Car accidents can happen to anyone, even professionals who spend their lives driving out on the open road. One of the biggest risk factors of driving today aside from texting and smartphone usage is drowsy driving. If you live in South Carolina, understanding the significance of drowsy driving and why it should be avoided at all times is a must anytime you are heading out on the road.
How dangerous and common is drowsy driving?
According to the National Sleep Foundation’s own reporting from 2005, up to 60% of drivers admitted to driving at least once while drowsy in the previous year. The National Highway Traffic Safety Administration estimates that drowsy driving contributed to more than 90,000 motor vehicle accidents in 2017 and more than 800 fatalities in total.

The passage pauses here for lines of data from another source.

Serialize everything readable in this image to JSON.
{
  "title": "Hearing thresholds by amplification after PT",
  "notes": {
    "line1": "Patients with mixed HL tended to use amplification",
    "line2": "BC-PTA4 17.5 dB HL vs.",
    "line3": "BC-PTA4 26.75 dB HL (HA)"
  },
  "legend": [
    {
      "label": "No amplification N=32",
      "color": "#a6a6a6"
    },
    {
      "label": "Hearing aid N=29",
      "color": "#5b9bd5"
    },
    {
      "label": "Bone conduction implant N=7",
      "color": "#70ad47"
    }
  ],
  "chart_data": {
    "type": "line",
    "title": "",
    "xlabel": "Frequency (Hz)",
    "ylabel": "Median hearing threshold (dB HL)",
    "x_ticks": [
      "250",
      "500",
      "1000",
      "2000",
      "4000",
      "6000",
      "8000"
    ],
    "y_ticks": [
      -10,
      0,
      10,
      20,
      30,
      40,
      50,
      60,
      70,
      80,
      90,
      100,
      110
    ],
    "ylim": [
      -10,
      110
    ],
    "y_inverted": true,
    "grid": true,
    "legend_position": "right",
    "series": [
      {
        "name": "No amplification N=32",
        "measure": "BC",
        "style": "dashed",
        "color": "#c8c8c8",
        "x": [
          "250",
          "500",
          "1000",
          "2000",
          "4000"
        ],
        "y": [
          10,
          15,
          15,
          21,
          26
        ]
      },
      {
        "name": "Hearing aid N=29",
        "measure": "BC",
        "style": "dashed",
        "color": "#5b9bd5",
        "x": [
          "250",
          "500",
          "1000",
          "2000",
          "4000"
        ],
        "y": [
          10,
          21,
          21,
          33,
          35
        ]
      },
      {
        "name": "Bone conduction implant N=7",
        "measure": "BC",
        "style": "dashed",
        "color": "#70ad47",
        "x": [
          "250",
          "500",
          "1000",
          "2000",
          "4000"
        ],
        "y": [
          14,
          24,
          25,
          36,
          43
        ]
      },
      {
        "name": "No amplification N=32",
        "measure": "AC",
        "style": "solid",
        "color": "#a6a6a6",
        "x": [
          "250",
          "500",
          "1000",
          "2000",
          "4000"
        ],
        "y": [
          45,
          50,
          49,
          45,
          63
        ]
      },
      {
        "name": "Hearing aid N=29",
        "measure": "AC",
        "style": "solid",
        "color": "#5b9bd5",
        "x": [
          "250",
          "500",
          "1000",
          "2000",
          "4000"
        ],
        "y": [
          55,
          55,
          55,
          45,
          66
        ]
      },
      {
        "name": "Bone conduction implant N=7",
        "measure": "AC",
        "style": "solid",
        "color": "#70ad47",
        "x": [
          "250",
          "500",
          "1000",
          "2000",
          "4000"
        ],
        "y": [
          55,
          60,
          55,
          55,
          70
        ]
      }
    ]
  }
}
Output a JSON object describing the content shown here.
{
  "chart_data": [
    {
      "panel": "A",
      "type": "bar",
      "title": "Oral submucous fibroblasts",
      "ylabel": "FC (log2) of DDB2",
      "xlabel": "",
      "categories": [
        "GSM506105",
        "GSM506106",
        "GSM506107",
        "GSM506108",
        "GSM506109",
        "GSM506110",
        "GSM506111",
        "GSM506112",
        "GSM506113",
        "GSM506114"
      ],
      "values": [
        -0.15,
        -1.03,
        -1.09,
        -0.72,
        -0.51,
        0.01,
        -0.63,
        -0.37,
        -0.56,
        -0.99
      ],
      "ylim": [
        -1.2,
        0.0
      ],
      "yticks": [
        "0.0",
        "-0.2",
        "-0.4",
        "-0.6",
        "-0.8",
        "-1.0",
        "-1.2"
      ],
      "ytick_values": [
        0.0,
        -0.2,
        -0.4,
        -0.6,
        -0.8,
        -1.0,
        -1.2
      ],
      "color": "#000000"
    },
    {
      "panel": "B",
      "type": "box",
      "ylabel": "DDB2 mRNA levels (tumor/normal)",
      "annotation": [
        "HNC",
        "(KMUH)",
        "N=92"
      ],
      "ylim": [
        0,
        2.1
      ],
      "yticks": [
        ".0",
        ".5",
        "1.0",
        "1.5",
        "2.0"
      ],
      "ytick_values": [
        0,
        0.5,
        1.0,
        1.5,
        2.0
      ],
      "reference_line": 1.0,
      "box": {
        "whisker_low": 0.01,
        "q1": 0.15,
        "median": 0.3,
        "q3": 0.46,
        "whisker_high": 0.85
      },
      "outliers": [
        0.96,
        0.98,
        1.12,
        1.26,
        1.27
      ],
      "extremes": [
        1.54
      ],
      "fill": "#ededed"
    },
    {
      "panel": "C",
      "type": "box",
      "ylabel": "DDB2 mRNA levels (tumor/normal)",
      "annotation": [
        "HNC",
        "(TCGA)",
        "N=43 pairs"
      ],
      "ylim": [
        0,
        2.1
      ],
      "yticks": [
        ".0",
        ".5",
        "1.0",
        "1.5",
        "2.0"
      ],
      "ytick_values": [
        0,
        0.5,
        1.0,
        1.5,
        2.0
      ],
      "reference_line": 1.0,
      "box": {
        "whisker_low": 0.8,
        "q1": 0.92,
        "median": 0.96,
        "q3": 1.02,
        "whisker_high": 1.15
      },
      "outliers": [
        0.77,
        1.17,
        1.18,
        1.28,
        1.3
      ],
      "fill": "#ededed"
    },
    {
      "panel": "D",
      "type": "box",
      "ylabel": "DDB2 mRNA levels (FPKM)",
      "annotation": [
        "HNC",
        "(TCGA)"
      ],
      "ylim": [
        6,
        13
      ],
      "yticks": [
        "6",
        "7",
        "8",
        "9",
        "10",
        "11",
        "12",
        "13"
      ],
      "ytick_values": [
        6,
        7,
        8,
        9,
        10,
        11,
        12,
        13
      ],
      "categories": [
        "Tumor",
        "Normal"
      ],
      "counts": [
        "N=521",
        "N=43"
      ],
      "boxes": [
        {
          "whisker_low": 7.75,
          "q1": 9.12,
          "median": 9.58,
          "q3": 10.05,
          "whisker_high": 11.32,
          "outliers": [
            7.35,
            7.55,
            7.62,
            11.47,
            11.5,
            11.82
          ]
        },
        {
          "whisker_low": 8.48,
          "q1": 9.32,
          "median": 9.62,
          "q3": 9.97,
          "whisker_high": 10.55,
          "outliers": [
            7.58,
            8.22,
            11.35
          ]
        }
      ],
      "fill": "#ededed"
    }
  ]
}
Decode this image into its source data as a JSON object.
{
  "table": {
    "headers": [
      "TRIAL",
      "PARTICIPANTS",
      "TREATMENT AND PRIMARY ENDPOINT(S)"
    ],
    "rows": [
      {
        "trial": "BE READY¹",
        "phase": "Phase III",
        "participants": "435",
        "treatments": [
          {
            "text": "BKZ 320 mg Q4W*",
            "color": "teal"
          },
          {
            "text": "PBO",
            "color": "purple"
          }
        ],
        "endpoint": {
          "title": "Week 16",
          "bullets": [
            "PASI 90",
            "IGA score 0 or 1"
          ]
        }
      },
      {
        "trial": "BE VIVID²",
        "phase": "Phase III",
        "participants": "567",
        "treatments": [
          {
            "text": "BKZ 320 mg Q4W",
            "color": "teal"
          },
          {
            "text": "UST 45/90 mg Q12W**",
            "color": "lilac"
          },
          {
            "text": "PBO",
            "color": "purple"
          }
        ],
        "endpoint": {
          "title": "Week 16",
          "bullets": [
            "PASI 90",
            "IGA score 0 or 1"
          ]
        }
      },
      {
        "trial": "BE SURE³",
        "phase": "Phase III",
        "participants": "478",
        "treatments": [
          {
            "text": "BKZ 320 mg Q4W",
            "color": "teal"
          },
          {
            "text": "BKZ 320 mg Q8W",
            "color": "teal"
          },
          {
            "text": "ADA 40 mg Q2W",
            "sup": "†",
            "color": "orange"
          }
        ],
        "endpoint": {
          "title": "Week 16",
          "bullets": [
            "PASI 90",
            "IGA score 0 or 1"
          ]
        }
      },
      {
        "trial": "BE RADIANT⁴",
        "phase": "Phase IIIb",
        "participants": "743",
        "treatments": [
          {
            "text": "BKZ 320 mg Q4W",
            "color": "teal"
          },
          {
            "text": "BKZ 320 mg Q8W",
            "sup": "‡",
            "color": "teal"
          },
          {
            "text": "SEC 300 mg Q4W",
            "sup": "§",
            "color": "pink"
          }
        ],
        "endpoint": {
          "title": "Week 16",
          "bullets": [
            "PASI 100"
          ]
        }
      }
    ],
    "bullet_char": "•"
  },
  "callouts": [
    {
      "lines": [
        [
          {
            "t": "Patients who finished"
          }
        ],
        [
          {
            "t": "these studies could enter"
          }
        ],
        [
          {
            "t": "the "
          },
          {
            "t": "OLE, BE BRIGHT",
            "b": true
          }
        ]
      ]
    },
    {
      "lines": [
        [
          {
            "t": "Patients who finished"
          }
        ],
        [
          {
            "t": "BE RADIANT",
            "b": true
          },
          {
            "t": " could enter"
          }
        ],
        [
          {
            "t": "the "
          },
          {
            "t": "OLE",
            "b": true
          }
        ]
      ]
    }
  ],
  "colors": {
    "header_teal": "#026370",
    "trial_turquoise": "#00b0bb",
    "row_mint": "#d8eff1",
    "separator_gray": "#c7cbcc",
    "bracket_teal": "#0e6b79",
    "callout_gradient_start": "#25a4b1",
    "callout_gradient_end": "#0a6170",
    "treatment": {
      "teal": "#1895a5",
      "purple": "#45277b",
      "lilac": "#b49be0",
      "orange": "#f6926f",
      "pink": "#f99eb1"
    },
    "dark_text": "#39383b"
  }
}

What contributes to drowsy driving?
It is not hard to drive while drowsy, especially if you are lacking in sleep or if you have been on the road for an extended period of time. Some of the biggest contributing factors of drowsy driving include:
• Lack of sleep and/or irregular sleep schedule
• Undiagnosed/improperly treated sleep disorders
• Alcohol and/or other substances that depress the Central Nervous System
• Odd schedule and/or swing shifts, especially for truck drivers and commuters
Types of injuries and extensive damage caused by drowsy driving
Motor vehicle accidents that involve drowsy driving do not just harm those behind the wheel. Collisions, crossing over lanes, and even complete flips are not unheard of for those who are drowsy behind the wheel. Paralysis, broken bones, and even fatalities occur when an individual is driving while drowsy.
Understanding drowsy driving and how to prevent falling asleep or nodding off behind the wheel is one of the most important aspects of driving on the open road.